Skip to content

vLLM-Omni MetaX

vLLM x MetaX

vllm-omni-metax is the MetaX adapter plugin for vllm-omni. It reuses the existing vllm-metax hardware backend and adds the glue required for Omni's multi-stage multimodal runtime.

In practice, the responsibilities are split as follows:

Component Responsibility
vllm-metax MetaX hardware platform, kernels, runtime integration
vllm-omni Multi-stage multimodal inference pipeline
vllm-omni-metax Omni platform plugin that bridges the two

Why this project exists

vllm-omni ships with GPU-oriented execution paths, but MetaX enablement should stay owned by the MetaX backend instead of being maintained as an in-tree fork.
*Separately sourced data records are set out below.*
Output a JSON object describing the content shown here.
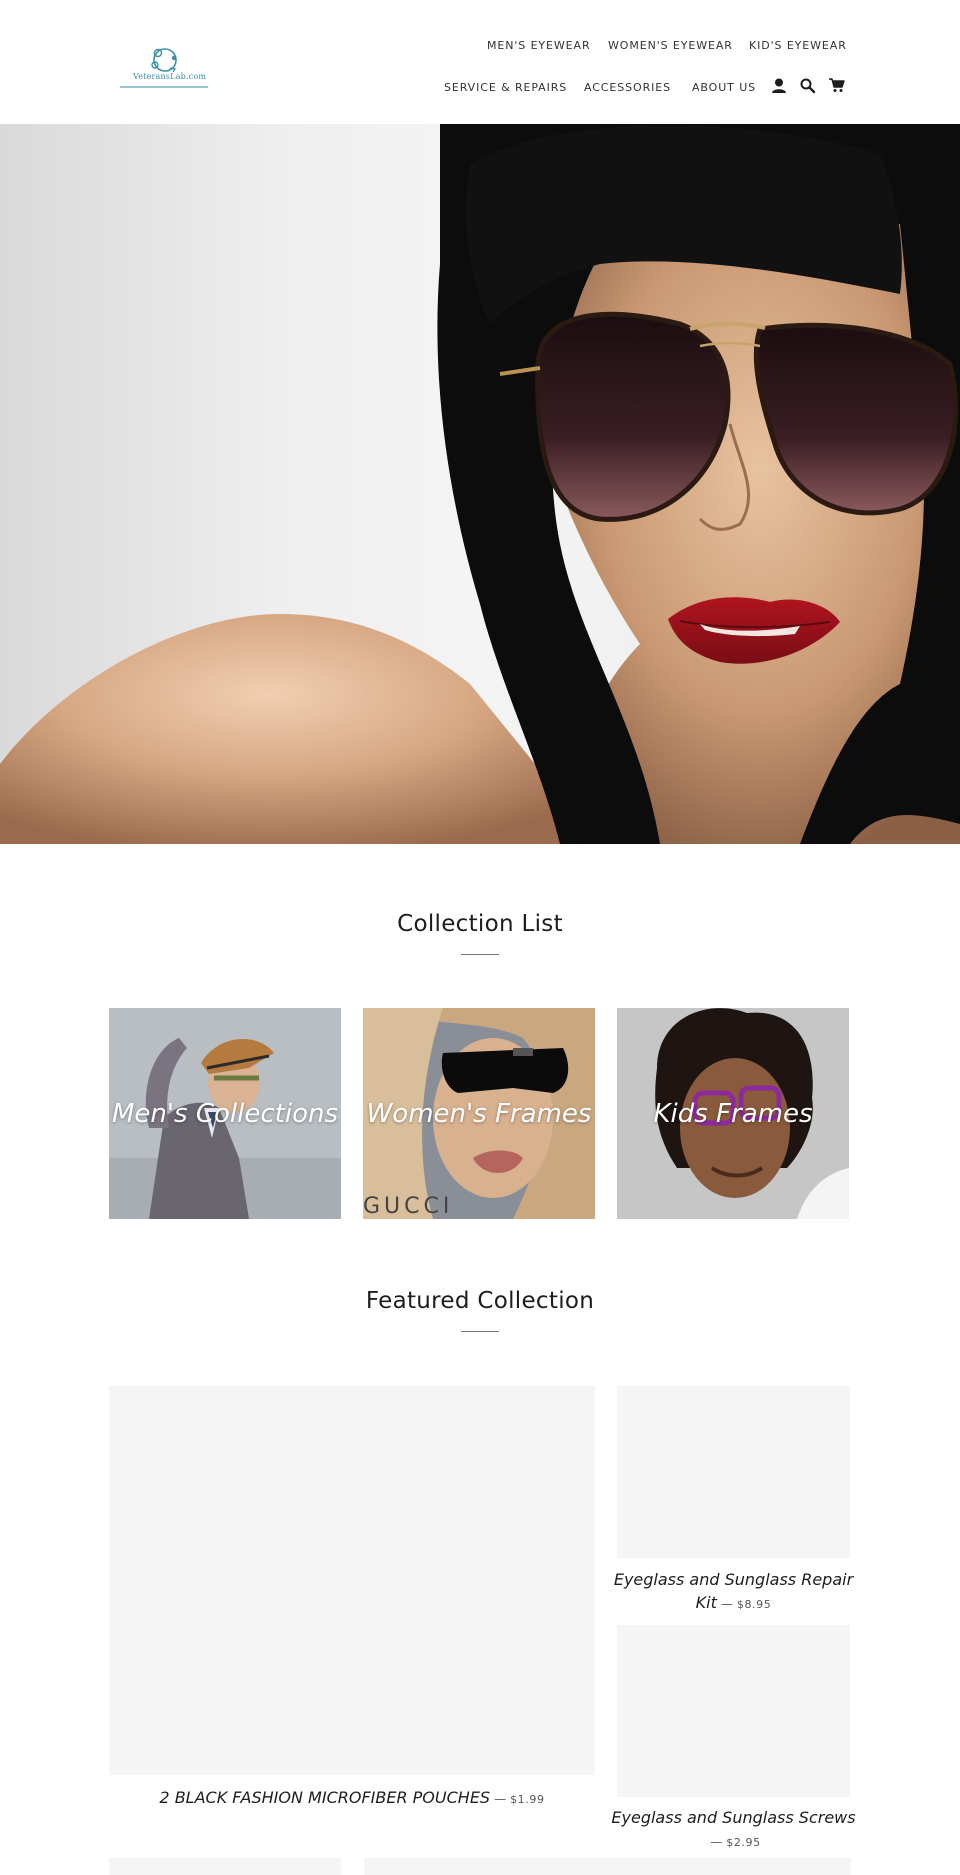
{
  "header": {
    "logo_text": "VeteransLab.com",
    "nav_top": [
      "MEN'S EYEWEAR",
      "WOMEN'S EYEWEAR",
      "KID'S EYEWEAR"
    ],
    "nav_bottom": [
      "SERVICE & REPAIRS",
      "ACCESSORIES",
      "ABOUT US"
    ],
    "icons": [
      "account-icon",
      "search-icon",
      "cart-icon"
    ]
  },
  "collection_list": {
    "title": "Collection List",
    "items": [
      {
        "label": "Men's Collections"
      },
      {
        "label": "Women's Frames"
      },
      {
        "label": "Kids Frames"
      }
    ]
  },
  "featured": {
    "title": "Featured Collection",
    "products": [
      {
        "title": "2 BLACK FASHION MICROFIBER POUCHES",
        "price": "$1.99"
      },
      {
        "title_line1": "Eyeglass and Sunglass Repair",
        "title_line2": "Kit",
        "price": "$8.95"
      },
      {
        "title": "Eyeglass and Sunglass Screws",
        "price": "$2.95"
      }
    ]
  },
  "colors": {
    "text": "#1c1d1d",
    "placeholder": "#f5f5f5",
    "logo_accent": "#3a8fa8"
  }
}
This repository keeps that boundary clear:

  • It does not reimplement a new hardware backend.
  • It detects whether a usable MetaX runtime is present.
  • It registers an out-of-tree Omni platform plugin only when activation is appropriate.
  • It applies a focused runtime patch only where upstream CUDA-only assumptions block MetaX execution in vllm-omni 0.20.0.
  • It mirrors Omni's stage device selection to the MetaX runtime environment.

If you are deploying on MetaX hardware, the recommended order is:

  1. Prepare a working vllm-metax environment.
  2. Install vllm-omni.
  3. Install vllm-omni-metax.
  4. Start the usual vllm-omni workflow and let this plugin activate automatically.

See:

Design goals

  • Reuse the existing MetaX platform implementation from vllm-metax.
  • Keep compatibility fixes small, explicit, and runtime-scoped instead of carrying a source fork of vllm-omni.
  • Keep operational behavior predictable for users already familiar with vllm-metax.
  • Make debugging explicit with environment-controlled enable and disable switches.